L’actualité ne cesse de rappeler l’importance essentielle des services de sécurité et de renseignement. Administrations civiles et militaires hautement spécialisées, ils protègent et ripostent, évaluent et conseillent, et ils défendent, au-delà de notre sécurité immédiate, la souveraineté du pays.

Il ne s’agit pas, cependant, de s’abriter derrière le dévouement des milliers de membres de la communauté du renseignement et le caractère stratégique de leurs missions pour reporter indéfiniment les questions sur leurs méthodes, leurs moyens et leurs choix. Evaluer, dans une démocratie, qui plus est en guerre, relève plus d’une absolue nécessité que d’un caprice passager.

Un an après les ­attaques djihadistes les plus meurtrières jamais commises en France, tous les outils à notre disposition n’ont pas évolué de façon aussi sensible.

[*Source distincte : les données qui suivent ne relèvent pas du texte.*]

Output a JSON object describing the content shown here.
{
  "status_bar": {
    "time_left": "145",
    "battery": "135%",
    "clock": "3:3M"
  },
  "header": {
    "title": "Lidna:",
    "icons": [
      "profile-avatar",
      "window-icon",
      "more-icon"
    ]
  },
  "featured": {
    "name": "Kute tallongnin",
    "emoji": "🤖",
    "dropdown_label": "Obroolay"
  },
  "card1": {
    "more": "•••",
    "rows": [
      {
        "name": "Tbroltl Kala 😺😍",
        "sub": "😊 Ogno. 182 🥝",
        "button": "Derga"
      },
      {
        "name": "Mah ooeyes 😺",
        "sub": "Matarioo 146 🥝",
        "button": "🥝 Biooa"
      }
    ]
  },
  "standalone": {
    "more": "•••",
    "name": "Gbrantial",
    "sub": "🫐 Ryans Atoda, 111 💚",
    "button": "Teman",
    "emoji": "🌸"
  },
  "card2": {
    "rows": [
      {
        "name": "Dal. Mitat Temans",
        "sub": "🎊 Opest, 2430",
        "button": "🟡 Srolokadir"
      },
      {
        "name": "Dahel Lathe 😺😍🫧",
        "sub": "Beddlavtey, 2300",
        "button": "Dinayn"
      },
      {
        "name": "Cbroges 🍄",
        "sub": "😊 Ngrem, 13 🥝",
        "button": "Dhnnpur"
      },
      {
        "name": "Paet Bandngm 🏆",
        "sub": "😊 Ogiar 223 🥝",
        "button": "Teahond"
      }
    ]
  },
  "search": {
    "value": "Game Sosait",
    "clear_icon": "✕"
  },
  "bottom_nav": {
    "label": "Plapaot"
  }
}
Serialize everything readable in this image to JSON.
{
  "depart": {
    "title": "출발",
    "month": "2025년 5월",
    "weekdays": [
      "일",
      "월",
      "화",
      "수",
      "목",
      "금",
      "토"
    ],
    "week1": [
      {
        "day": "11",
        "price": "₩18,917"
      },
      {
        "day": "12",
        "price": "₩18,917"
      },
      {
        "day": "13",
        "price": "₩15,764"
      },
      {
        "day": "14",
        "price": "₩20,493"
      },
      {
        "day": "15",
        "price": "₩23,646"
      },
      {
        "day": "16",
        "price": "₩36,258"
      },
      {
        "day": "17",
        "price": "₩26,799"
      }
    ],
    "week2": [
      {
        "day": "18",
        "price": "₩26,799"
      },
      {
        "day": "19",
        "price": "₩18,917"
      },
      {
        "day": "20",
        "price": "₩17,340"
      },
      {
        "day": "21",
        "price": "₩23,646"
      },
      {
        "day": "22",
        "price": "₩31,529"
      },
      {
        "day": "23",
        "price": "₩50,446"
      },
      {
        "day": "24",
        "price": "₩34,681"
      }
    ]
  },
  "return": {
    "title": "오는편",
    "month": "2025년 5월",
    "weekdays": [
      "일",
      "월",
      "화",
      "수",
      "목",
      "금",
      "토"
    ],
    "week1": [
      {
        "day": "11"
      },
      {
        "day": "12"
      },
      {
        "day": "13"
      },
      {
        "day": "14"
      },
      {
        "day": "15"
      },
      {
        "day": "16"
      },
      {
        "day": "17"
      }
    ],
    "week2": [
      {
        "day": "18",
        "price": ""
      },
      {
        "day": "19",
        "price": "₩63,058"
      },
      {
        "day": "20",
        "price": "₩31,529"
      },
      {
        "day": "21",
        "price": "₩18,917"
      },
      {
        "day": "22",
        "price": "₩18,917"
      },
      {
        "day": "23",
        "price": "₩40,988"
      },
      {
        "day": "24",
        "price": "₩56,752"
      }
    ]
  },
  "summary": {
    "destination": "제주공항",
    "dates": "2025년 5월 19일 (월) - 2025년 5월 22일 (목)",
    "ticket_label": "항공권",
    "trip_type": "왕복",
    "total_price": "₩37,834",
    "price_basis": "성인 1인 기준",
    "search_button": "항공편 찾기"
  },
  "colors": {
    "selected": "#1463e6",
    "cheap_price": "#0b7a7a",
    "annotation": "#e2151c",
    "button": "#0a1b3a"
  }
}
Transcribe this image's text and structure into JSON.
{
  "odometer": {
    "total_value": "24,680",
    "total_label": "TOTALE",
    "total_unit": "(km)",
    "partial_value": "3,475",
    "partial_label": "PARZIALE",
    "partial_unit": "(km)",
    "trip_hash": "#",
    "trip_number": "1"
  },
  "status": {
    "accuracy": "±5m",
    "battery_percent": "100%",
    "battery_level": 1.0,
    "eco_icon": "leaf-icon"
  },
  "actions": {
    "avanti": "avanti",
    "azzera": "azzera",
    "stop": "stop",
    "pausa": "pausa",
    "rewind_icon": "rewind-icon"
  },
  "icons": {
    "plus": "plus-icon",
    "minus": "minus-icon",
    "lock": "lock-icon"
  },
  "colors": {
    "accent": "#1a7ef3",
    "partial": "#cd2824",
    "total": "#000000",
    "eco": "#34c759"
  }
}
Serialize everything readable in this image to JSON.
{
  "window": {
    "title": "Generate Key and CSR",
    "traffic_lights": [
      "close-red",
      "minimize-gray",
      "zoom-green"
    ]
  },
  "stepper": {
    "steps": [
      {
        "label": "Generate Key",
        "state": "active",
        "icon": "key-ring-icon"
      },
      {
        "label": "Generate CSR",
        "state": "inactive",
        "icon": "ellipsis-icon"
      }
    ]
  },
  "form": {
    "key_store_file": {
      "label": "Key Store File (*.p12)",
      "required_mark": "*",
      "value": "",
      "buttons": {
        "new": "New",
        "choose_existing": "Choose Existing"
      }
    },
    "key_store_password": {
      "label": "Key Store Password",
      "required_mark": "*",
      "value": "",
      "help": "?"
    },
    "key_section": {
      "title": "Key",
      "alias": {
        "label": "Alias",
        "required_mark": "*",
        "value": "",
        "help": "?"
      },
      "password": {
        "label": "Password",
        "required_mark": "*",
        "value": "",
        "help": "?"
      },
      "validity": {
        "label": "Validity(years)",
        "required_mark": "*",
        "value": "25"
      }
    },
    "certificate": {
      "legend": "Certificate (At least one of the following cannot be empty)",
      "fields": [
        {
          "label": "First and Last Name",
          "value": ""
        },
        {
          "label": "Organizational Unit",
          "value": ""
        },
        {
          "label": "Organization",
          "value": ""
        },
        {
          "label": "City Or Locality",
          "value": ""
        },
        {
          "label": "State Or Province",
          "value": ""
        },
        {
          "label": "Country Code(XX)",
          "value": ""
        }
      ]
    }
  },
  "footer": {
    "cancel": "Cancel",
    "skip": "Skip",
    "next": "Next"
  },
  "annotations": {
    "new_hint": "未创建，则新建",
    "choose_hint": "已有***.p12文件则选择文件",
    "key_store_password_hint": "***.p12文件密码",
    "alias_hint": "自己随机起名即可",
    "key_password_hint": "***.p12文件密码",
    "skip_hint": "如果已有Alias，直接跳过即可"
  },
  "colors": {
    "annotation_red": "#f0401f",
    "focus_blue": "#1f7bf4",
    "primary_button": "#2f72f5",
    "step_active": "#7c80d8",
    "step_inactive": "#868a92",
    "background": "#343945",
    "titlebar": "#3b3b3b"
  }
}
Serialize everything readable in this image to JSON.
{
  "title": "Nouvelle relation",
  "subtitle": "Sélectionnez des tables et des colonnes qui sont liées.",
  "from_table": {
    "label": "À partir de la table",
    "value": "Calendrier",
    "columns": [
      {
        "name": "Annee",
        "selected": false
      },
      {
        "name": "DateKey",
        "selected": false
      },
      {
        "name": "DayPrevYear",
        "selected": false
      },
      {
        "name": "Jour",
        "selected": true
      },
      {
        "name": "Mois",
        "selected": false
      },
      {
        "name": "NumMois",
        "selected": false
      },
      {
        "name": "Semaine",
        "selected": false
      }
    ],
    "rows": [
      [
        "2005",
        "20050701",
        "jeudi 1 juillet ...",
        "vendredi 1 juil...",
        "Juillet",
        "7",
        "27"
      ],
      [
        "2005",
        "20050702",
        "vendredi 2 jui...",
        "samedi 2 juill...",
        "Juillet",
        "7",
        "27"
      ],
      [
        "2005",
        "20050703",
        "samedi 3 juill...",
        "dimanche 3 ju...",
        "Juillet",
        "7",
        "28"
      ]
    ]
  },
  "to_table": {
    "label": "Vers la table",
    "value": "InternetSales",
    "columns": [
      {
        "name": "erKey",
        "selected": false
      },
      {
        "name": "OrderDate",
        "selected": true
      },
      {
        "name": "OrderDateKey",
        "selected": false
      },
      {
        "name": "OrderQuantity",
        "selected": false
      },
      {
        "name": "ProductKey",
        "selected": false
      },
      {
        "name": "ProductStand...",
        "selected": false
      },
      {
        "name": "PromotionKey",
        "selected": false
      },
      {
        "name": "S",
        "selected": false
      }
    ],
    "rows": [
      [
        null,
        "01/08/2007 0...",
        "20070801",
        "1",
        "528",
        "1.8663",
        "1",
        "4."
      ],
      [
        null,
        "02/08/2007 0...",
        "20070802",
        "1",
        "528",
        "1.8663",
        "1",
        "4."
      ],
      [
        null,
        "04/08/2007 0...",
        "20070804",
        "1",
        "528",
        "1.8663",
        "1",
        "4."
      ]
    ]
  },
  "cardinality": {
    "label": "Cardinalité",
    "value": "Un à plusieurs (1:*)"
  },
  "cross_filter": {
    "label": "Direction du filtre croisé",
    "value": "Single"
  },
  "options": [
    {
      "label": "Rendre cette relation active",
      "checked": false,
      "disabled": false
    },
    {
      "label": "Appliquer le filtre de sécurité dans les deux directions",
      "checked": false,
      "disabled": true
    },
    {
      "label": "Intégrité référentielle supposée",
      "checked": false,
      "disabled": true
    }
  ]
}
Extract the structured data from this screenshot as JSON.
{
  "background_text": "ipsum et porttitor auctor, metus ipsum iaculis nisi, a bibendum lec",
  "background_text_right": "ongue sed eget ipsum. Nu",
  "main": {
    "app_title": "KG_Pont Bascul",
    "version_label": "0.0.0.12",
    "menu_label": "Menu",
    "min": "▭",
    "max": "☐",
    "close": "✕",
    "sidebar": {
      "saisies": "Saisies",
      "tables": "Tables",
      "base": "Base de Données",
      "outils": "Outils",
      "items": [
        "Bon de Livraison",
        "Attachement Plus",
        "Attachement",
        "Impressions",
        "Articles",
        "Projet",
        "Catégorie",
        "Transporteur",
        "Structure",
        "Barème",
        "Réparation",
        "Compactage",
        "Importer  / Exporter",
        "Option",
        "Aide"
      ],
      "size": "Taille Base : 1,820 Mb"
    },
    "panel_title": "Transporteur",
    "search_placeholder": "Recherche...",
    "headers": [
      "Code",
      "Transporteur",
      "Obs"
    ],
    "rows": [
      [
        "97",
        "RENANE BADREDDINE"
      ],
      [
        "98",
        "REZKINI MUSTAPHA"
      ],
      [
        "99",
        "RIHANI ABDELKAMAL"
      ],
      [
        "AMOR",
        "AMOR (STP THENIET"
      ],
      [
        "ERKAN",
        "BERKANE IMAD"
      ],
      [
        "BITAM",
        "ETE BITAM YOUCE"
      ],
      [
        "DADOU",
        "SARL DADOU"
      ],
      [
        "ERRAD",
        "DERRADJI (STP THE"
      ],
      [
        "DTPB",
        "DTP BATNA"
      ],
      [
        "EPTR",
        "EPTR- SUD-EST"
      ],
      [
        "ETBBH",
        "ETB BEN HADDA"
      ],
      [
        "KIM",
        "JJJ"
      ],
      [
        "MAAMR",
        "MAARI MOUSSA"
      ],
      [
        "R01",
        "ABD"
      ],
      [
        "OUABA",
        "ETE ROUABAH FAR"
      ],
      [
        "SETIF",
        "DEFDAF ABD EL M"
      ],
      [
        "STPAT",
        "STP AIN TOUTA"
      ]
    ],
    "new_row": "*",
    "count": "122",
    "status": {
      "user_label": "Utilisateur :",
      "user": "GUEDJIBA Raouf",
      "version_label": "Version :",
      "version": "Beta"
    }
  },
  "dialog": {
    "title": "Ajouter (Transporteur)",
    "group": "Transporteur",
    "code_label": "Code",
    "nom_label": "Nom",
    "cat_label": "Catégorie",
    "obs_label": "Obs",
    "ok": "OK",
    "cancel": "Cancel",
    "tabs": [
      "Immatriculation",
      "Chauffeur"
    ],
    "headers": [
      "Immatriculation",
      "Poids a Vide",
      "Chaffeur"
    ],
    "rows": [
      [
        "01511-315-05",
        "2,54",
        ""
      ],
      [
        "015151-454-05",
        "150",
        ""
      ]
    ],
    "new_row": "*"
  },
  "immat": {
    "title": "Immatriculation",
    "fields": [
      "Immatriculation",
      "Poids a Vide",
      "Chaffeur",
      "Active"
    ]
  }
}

La commémoration des attentats du 13 novembre 2015 a permis de mesurer les progrès réalisés par certaines unités d’intervention et l’évolution de leur doctrine d’emploi. Comme le rappelait, cependant, un cadre anonyme des ser­vices antiterroristes, réagir plus efficacement à un attentat en cours ­signifie que l’anticipation a échoué. De fait, un an après les ­attaques djihadistes les plus meurtrières jamais commises en France, il est manifeste que tous les outils à notre disposition n’ont pas évolué de façon aussi sensible.

Rendu public le 12 juillet, peu avant le carnage de Nice, le rapport de la commission d’enquête parlementaire relative aux moyens mis en œuvre par l’Etat pour lutter contre le terrorisme depuis le 7 janvier 2015 citait le directeur ­général de la sécurité intérieure, Patrick Calvar, qui n’avait pas hésité à affirmer que « les attentats de 2015 représentaient un échec global du renseignement ».

S’inviter dans l’intimité des services

Cette déclaration, lucide et qui tranchait nettement avec la position officielle de son ministre de tutelle, avait na­turellement marqué les esprits des députés, qui en avaient tiré la ­conclusion que des évolutions organisationnelles s’imposaient. Leurs recommandations allaient dans ce sens, mais elles furent jugées sans objet place Beauvau.

Intéressant par bien des aspects – et la publication des auditions à peine censurées des chefs des services n’est pas le moindre –, ce long rapport parlementaire souffre cependant des limites de son mandat.

Comment, en effet, les membres de la commission pouvaient-ils espérer identifier de véritables dysfonctionnements ou des axes d’amélioration, alors que leurs prérogatives ne leur permettaient pas de s’inviter dans l’intimité des services, d’entendre les opérationnels de la DGSI (Direction générale de la sécurité intérieure), les officiers traitants de la DGSE (Direction générale de la sécurité extérieure), les analystes de la DRM (Direction du renseignement militaire) ou les cibleurs du CPCO (Centre de planification et de conduite des opérations) ?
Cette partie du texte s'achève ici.